Vertex coord:  -0.522632  ,  -0.803892  ,  -9.02102
Vertex coord without loop:  -0.522632  ,  -0.803892  ,  -9.02102
Vertex coord:  -0.39095  ,  -2.04955  ,  -8.91668
Vertex coord without loop:  -0.39095  ,  -2.04955  ,  -8.91668
Vertex coord:  -0.259928  ,  -0.804899  ,  -9.03231
Vertex coord without loop:  -0.259928  ,  -0.804899  ,  -9.03231

3 回复 | 直到 5 年前

Lance DeGate 5 年前

也许是因为 大步走 在三个“bufferPtr++”之后,添加到bufferPtr。

也许这就是你的意思:

float xVal = *bufferPtr;
float yVal = *(bufferPtr+1);
float zVal = *(bufferPtr+2);
bufferPtr += stride;

或

float xVal = *bufferPtr++;
float yVal = *bufferPtr++;
float zVal = *bufferPtr++;
bufferPtr += (stride-3);

Klaus 5 年前

第一个提示:

如果可能的话,请提供一个每个人都可以编译的完整示例。这需要一些时间来启动和运行你的代码。。

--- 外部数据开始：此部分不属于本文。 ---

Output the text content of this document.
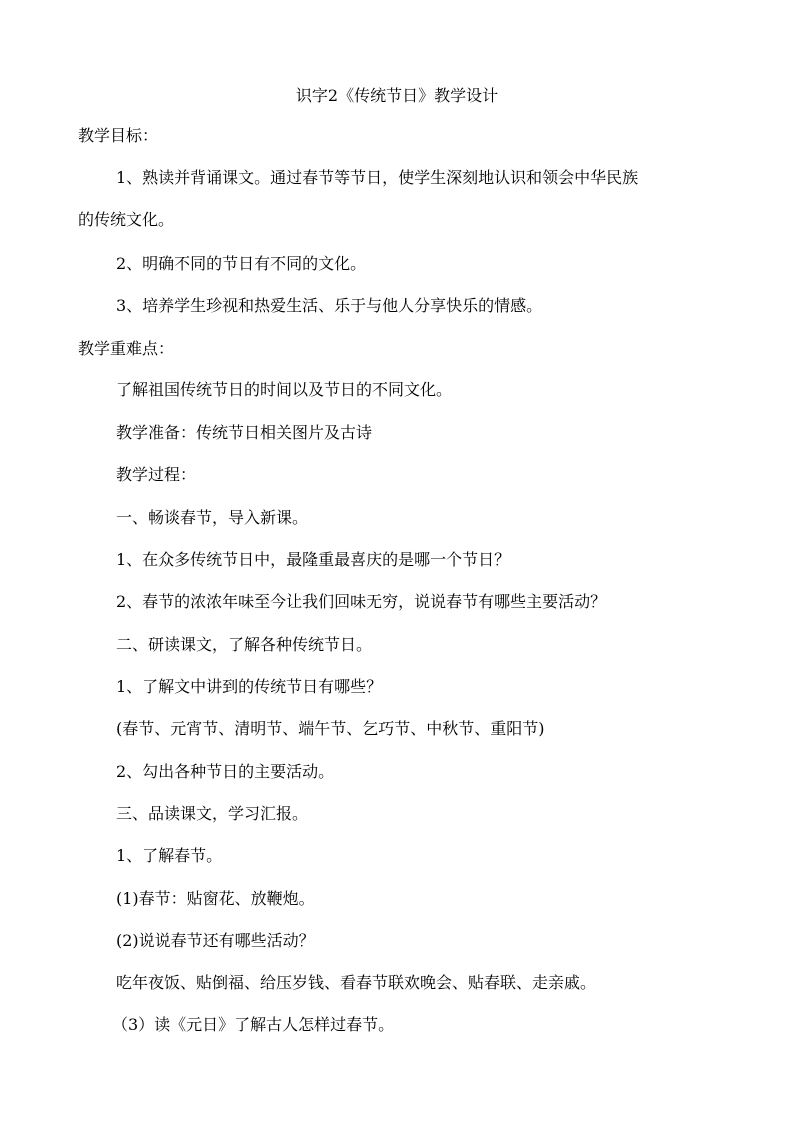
识字2《传统节日》教学设计
教学目标：
1、熟读并背诵课文。通过春节等节日，使学生深刻地认识和领会中华民族
的传统文化。
2、明确不同的节日有不同的文化。
3、培养学生珍视和热爱生活、乐于与他人分享快乐的情感。
教学重难点：
了解祖国传统节日的时间以及节日的不同文化。
教学准备：传统节日相关图片及古诗
教学过程：
一、畅谈春节，导入新课。
1、在众多传统节日中，最隆重最喜庆的是哪一个节日？
2、春节的浓浓年味至今让我们回味无穷，说说春节有哪些主要活动？
二、研读课文，了解各种传统节日。
1、了解文中讲到的传统节日有哪些？
(春节、元宵节、清明节、端午节、乞巧节、中秋节、重阳节)
2、勾出各种节日的主要活动。
三、品读课文，学习汇报。
1、了解春节。
(1)春节：贴窗花、放鞭炮。
(2)说说春节还有哪些活动？
吃年夜饭、贴倒福、给压岁钱、看春节联欢晚会、贴春联、走亲戚。
（3）读《元日》了解古人怎样过春节。
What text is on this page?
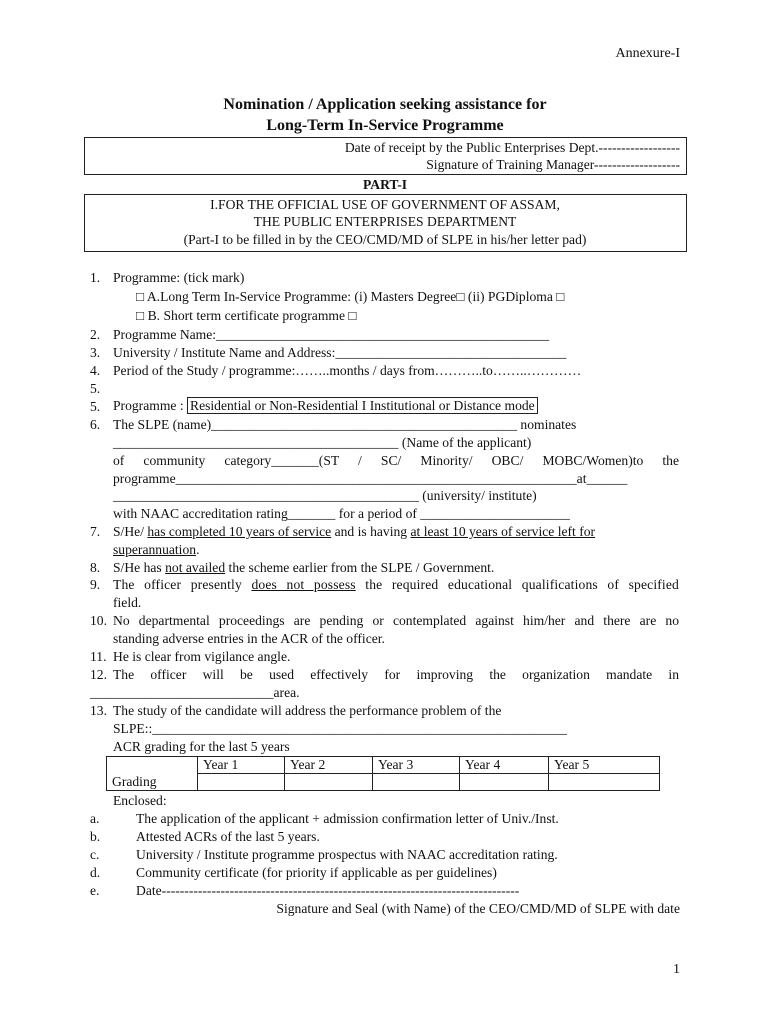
Annexure-I
Nomination / Application seeking assistance for
Long-Term In-Service Programme
Date of receipt by the Public Enterprises Dept.------------------
Signature of Training Manager-------------------
PART-I
I.FOR THE OFFICIAL USE OF GOVERNMENT OF ASSAM,
THE PUBLIC ENTERPRISES DEPARTMENT
(Part-I to be filled in by the CEO/CMD/MD of SLPE in his/her letter pad)
1. Programme: (tick mark)
□ A.Long Term In-Service Programme: (i) Masters Degree□ (ii) PGDiploma □
□ B. Short term certificate programme □
2. Programme Name:_________________________________________________
3. University / Institute Name and Address:__________________________________
4. Period of the Study / programme:……..months / days from………..to……..…………
5.
5. Programme : Residential or Non-Residential I Institutional or Distance mode
6. The SLPE (name)_____________________________________________ nominates
__________________________________________ (Name of the applicant)
of community category_______(ST / SC/ Minority/ OBC/ MOBC/Women)to the
programme___________________________________________________________at______
_____________________________________________ (university/ institute)
with NAAC accreditation rating_______ for a period of ______________________
7. S/He/ has completed 10 years of service and is having at least 10 years of service left for
superannuation.
8. S/He has not availed the scheme earlier from the SLPE / Government.
9. The officer presently does not possess the required educational qualifications of specified
field.
10. No departmental proceedings are pending or contemplated against him/her and there are no
standing adverse entries in the ACR of the officer.
11. He is clear from vigilance angle.
12. The officer will be used effectively for improving the organization mandate in
___________________________area.
13. The study of the candidate will address the performance problem of the
SLPE::_____________________________________________________________
ACR grading for the last 5 years
	Year 1	Year 2	Year 3	Year 4	Year 5
Grading					
Enclosed:
a.	The application of the applicant + admission confirmation letter of Univ./Inst.
b.	Attested ACRs of the last 5 years.
c.	University / Institute programme prospectus with NAAC accreditation rating.
d.	Community certificate (for priority if applicable as per guidelines)
e.	Date-------------------------------------------------------------------------------
Signature and Seal (with Name) of the CEO/CMD/MD of SLPE with date
1
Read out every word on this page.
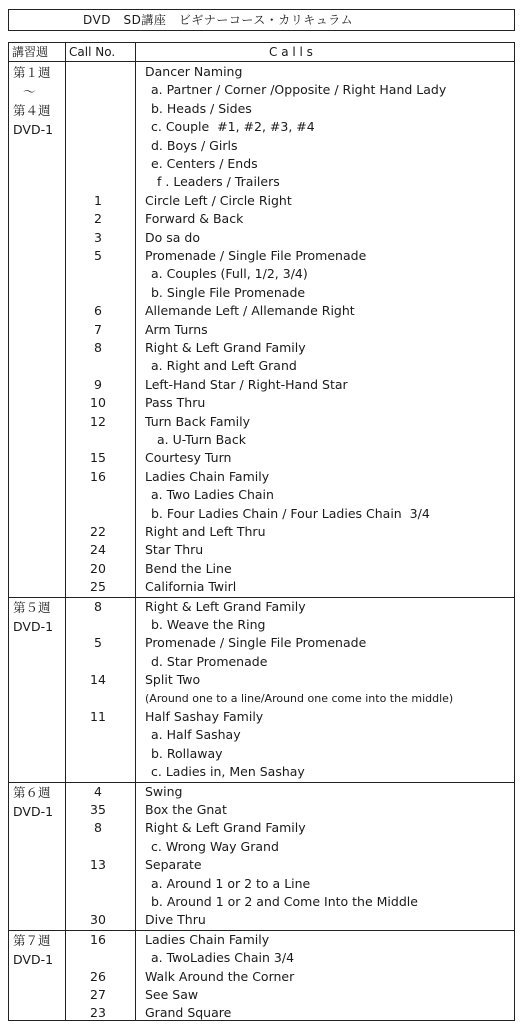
DVD　SD講座　ビギナーコース・カリキュラム
講習週 Call No.	C a l l s
第１週
〜
第４週
DVD-1
Dancer Naming
a. Partner / Corner /Opposite / Right Hand Lady
b. Heads / Sides
c. Couple  #1, #2, #3, #4
d. Boys / Girls
e. Centers / Ends
f . Leaders / Trailers
1	Circle Left / Circle Right
2	Forward & Back
3	Do sa do
5	Promenade / Single File Promenade
a. Couples (Full, 1/2, 3/4)
b. Single File Promenade
6	Allemande Left / Allemande Right
7	Arm Turns
8	Right & Left Grand Family
a. Right and Left Grand
9	Left-Hand Star / Right-Hand Star
10	Pass Thru
12	Turn Back Family
a. U-Turn Back
15	Courtesy Turn
16	Ladies Chain Family
a. Two Ladies Chain
b. Four Ladies Chain / Four Ladies Chain  3/4
22	Right and Left Thru
24	Star Thru
20	Bend the Line
25	California Twirl
第５週
DVD-1
8	Right & Left Grand Family
b. Weave the Ring
5	Promenade / Single File Promenade
d. Star Promenade
14	Split Two
(Around one to a line/Around one come into the middle)
11	Half Sashay Family
a. Half Sashay
b. Rollaway
c. Ladies in, Men Sashay
第６週
DVD-1
4	Swing
35	Box the Gnat
8	Right & Left Grand Family
c. Wrong Way Grand
13	Separate
a. Around 1 or 2 to a Line
b. Around 1 or 2 and Come Into the Middle
30	Dive Thru
第７週
DVD-1
16	Ladies Chain Family
a. TwoLadies Chain 3/4
26	Walk Around the Corner
27	See Saw
23	Grand Square
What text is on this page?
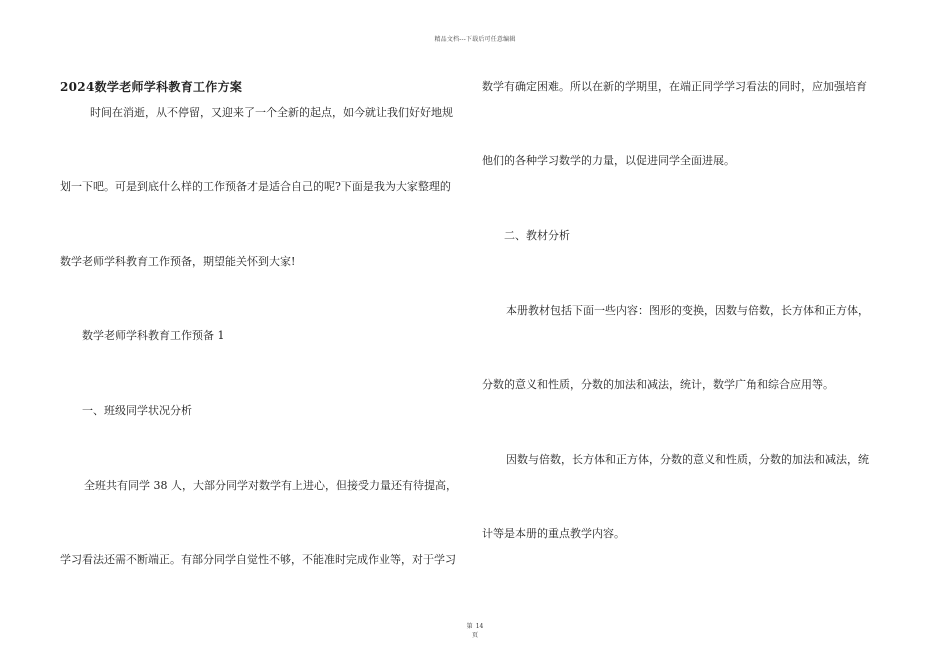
精品文档---下载后可任意编辑
2024数学老师学科教育工作方案
时间在消逝，从不停留，又迎来了一个全新的起点，如今就让我们好好地规
划一下吧。可是到底什么样的工作预备才是适合自己的呢?下面是我为大家整理的
数学老师学科教育工作预备，期望能关怀到大家!
数学老师学科教育工作预备 1
一、班级同学状况分析
全班共有同学 38 人，大部分同学对数学有上进心，但接受力量还有待提高，
学习看法还需不断端正。有部分同学自觉性不够，不能准时完成作业等，对于学习
数学有确定困难。所以在新的学期里，在端正同学学习看法的同时，应加强培育
他们的各种学习数学的力量，以促进同学全面进展。
二、教材分析
本册教材包括下面一些内容：图形的变换，因数与倍数，长方体和正方体，
分数的意义和性质，分数的加法和减法，统计，数学广角和综合应用等。
因数与倍数，长方体和正方体，分数的意义和性质，分数的加法和减法，统
计等是本册的重点教学内容。
第 14
页
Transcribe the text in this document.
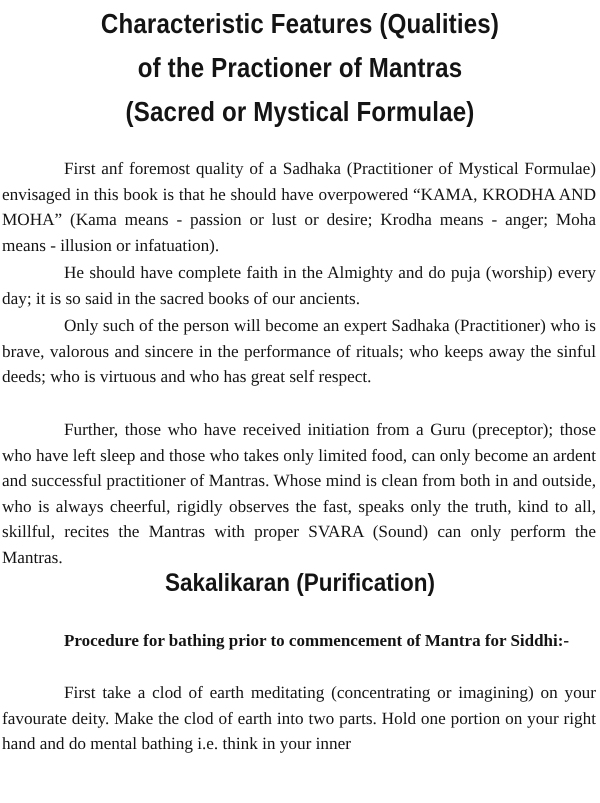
Characteristic Features (Qualities)
of the Practioner of Mantras
(Sacred or Mystical Formulae)

First anf foremost quality of a Sadhaka (Practitioner of Mystical Formulae) envisaged in this book is that he should have overpowered “KAMA, KRODHA AND MOHA” (Kama means - passion or lust or desire; Krodha means - anger; Moha means - illusion or infatuation).

He should have complete faith in the Almighty and do puja (worship) every day; it is so said in the sacred books of our ancients.

Only such of the person will become an expert Sadhaka (Practitioner) who is brave, valorous and sincere in the performance of rituals; who keeps away the sinful deeds; who is virtuous and who has great self respect.

Further, those who have received initiation from a Guru (preceptor); those who have left sleep and those who takes only limited food, can only become an ardent and successful practitioner of Mantras. Whose mind is clean from both in and outside, who is always cheerful, rigidly observes the fast, speaks only the truth, kind to all, skillful, recites the Mantras with proper SVARA (Sound) can only perform the Mantras.

Sakalikaran (Purification)

Procedure for bathing prior to commencement of Mantra for Siddhi:-

First take a clod of earth meditating (concentrating or imagining) on your favourate deity. Make the clod of earth into two parts. Hold one portion on your right hand and do mental bathing i.e. think in your inner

。

好吧,据我所知你的!代码是这样的:

float var[]= { 1,2,3,4,5,6,7,8,9,10,11,12,13,14,15,16,17,18,19,20};
size_t elements = sizeof(var)/sizeof(float);
int stride = 2;
int vertexCount = elements/(3+stride);

void f( float* bufferPtr, int index )
{
    for (uint i = 0; i < vertexCount; i++)
    {
        float xVal = *bufferPtr++;
        float yVal = *bufferPtr++;
        float zVal = *bufferPtr++;
        bufferPtr += stride;
        if (i == index) {
        std::cout << "Vertex coord: " << xVal << " , " << yVal << " , " << zVal << std::endl;
        }
    }
}

可以简化为:

void f2( float* bufferPtr, int index )
{   
    struct Data
    {
        float x;
        float y;
        float z;
        float dummy[2]; // stride
    };

   Data& d = (reinterpret_cast<Data*>(bufferPtr))[index];
   std::cout << "Vertex coord: " << d.x << " " << d.y << " " << d.z << std::endl;
}   


int main()
{   
    f( var, 2 );
    f2( var, 2 );
}

borizzzzz 5 年前

通过以下测试用例,我得到了正确的结果:

#include <iostream>
int main()
{
  float tabla[16] = {0,1,2,3,4,5,6,7,8,9,10,11,12,13,14,15};
  unsigned int index = 0;
  const float *bufferPtr = &tabla[0];
  unsigned int stride = 2;
  unsigned int vertexCount = 2;

  for (uint i = 0; i < vertexCount; i++) {
    float xVal = *bufferPtr++;
    float yVal = *bufferPtr++;
    float zVal = *bufferPtr++;
    bufferPtr += stride;
    if (i == index) {
      std::cout << "Vertex coord: " << xVal << " , " << yVal << " , " << zVal << std::endl;
    }
  }
  const float *bufferPtr2 = &tabla[0];
  float xVal2 = *(bufferPtr2 + index * stride + 0);
  float yVal2 = *(bufferPtr2 + index * stride + 1);
  float zVal2 = *(bufferPtr2 + index * stride + 2);
  std::cout << "Vertex coord without loop: " << xVal2 << " , " << yVal2 << " , " << zVal2 << std::endl;
  return 0;
}

输出:

Vertex coord: 0 , 1 , 2
Vertex coord without loop: 0 , 1 , 2

我根本没有改变你的代码。唯一的区别是,我在一个主函数中添加了两个测试,显然使用了不同的缓冲区指针( bufferPtr2 )我用表格的第一个地址初始化 tabla .您确定在尝试其他方法之前重置了指针吗?很难说,因为您只提供了代码片段。